Due to the popularity of the franchise, some players modified the game to be played on home computers, which in 2009 became released as OpenITG, based on the code for StepMania 3.95. In 2016, an internet user known as Taro4012 released NotITG, a fork of OpenITG which is "designed to make it easier for mod file creators to implement their ideas. It aims to preserve compatibility with all existing StepMania 3.95 and In The Groove mod files, and be the definitive environment for creating and enjoying that content.". This was released in 2016 alongside the release of the song pack for the eighth tournament Taro has hosted titled the "UKSRT" (United Kingdom Sight Reading Tournament) in which players read modcharts (stages in which the visuals are much more unusual, often with notes that are hard to read) that they've never seen before. Often these modcharts used in UKSRT are specifically made for the tournament, and have many gimmicks.

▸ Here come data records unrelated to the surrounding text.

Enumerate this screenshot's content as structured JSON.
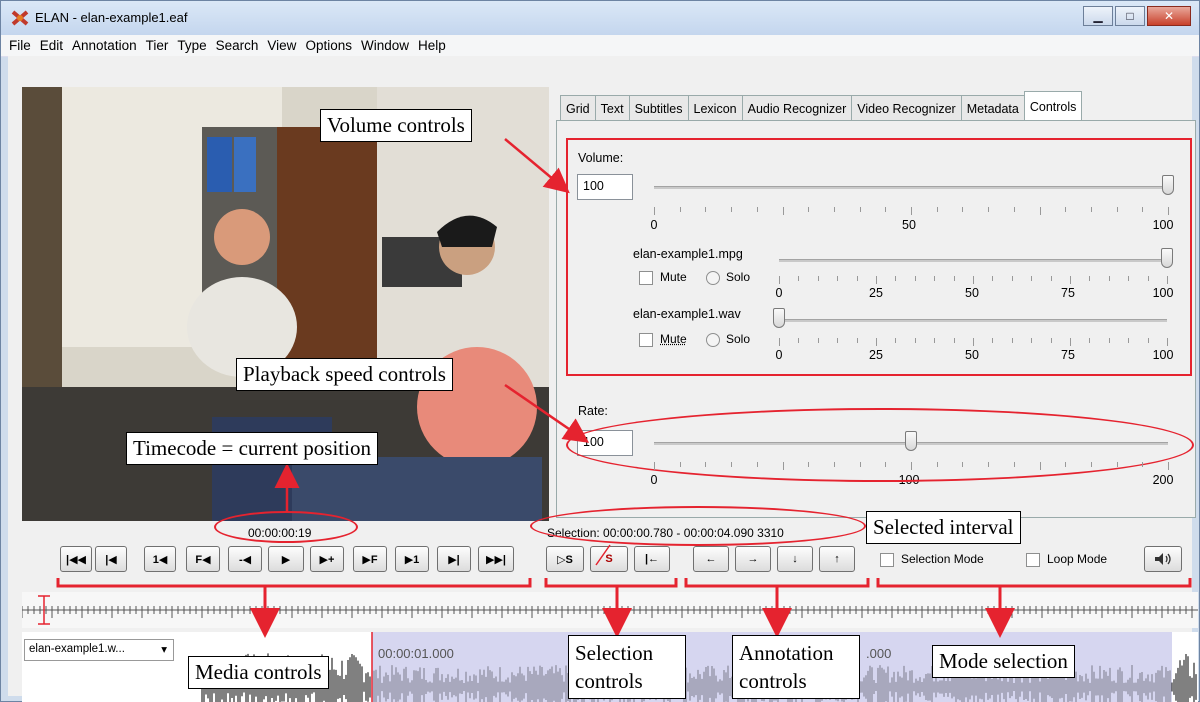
{
  "window": {
    "title": "ELAN - elan-example1.eaf",
    "min": "▁",
    "max": "□",
    "close": "✕"
  },
  "menu": [
    "File",
    "Edit",
    "Annotation",
    "Tier",
    "Type",
    "Search",
    "View",
    "Options",
    "Window",
    "Help"
  ],
  "tabs": [
    "Grid",
    "Text",
    "Subtitles",
    "Lexicon",
    "Audio Recognizer",
    "Video Recognizer",
    "Metadata",
    "Controls"
  ],
  "active_tab": "Controls",
  "volume": {
    "label": "Volume:",
    "value": "100",
    "level": 100,
    "scale": [
      "0",
      "50",
      "100"
    ],
    "tracks": [
      {
        "name": "elan-example1.mpg",
        "mute": "Mute",
        "solo": "Solo",
        "level": 100,
        "scale": [
          "0",
          "25",
          "50",
          "75",
          "100"
        ]
      },
      {
        "name": "elan-example1.wav",
        "mute": "Mute",
        "solo": "Solo",
        "level": 0,
        "scale": [
          "0",
          "25",
          "50",
          "75",
          "100"
        ]
      }
    ]
  },
  "rate": {
    "label": "Rate:",
    "value": "100",
    "level": 100,
    "scale": [
      "0",
      "100",
      "200"
    ]
  },
  "timecode": "00:00:00:19",
  "selection": "Selection: 00:00:00.780 - 00:00:04.090  3310",
  "media_buttons": [
    "|◀◀",
    "|◀",
    "1◀",
    "F◀",
    "-◀",
    "▶",
    "▶+",
    "▶F",
    "▶1",
    "▶|",
    "▶▶|"
  ],
  "selection_buttons": [
    "▷S",
    "S",
    "|←"
  ],
  "annotation_buttons": [
    "←",
    "→",
    "↓",
    "↑"
  ],
  "modes": {
    "selection_mode": "Selection Mode",
    "loop_mode": "Loop Mode"
  },
  "tier_select": "elan-example1.w...",
  "waveform_time": "00:00:01.000",
  "waveform_time2": ".000",
  "callouts": {
    "volume": "Volume controls",
    "playback": "Playback speed controls",
    "timecode": "Timecode = current position",
    "selected": "Selected interval",
    "media": "Media controls",
    "selection_controls": "Selection controls",
    "annotation_controls": "Annotation controls",
    "mode": "Mode selection"
  }
}
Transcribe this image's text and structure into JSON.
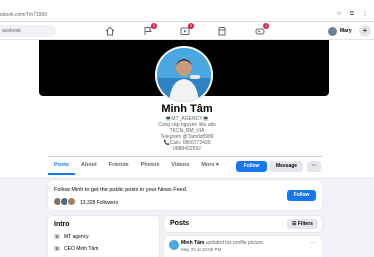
{
  "browser": {
    "url": "ebook.com/Tm71999",
    "star_icon": "star-icon",
    "extension_icon": "puzzle-icon",
    "menu_icon": "kebab-icon"
  },
  "nav": {
    "search_placeholder": "acebook",
    "badges": {
      "pages": "5",
      "watch": "3",
      "gaming": "4"
    },
    "me_name": "Mary",
    "plus": "+"
  },
  "profile": {
    "name": "Minh Tâm",
    "bio": [
      "💻MT_AGENCY💻",
      "Cung cấp nguyên liệu adv",
      "TKCN_BM_VIA",
      "Telegram @Tamdz8999",
      "📞Calo: 0866773435",
      "0888432592"
    ],
    "tabs": [
      "Posts",
      "About",
      "Friends",
      "Photos",
      "Videos",
      "More ▾"
    ],
    "follow_label": "Follow",
    "message_label": "Message",
    "more_label": "···"
  },
  "follow_card": {
    "note": "Follow Minh to get the public posts in your News Feed.",
    "follow_label": "Follow",
    "followers": "13,328 Followers"
  },
  "intro": {
    "title": "Intro",
    "items": [
      "MT agency",
      "CEO Minh Tâm"
    ]
  },
  "posts": {
    "title": "Posts",
    "filters_label": "Filters",
    "first": {
      "author": "Minh Tâm",
      "action": "updated his profile picture.",
      "date": "May 20 at 10:58 PM"
    }
  },
  "colors": {
    "brand": "#1877f2",
    "badge": "#e41e3f"
  }
}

As of October 10, 2024, the latest version of NotITG available to the public is version 4.9.1.

==Tournaments==
In The Groove 2 tournaments are held at arcades throughout the world. Some of the most notable tournaments are NAT05 and the ITG World Cup, in which first place received an ITG2 dedicated cabinet. Most tournaments are scored on a player's dance percentage. There have been few others that have involved the use of mods, double, and even some that make use of custom songs with the R21 feature. After the lawsuit, the tournament scene began to die down, in part because Roxor could no longer sponsor local tournaments with small prizes and In The Groove paraphernalia such as T-shirts and posters. Still, there are tournaments held throughout the Americas and as of recently, Europe such as the Slippers Hurricane Summer Speed event (France), today that give out cash prizes and other various gifts, such as arcade tokens, coupons, and other video games.

== Home version ==
Due to the Konami lawsuit, a PlayStation 2 port of In The Groove 2 was ultimately canceled. However, a non-final beta version of the game was leaked onto the internet. A patch is available for the PC version of In The Groove that adds the new songs and theme from In The Groove 2 to the game. It is referred to as "Song Pack A".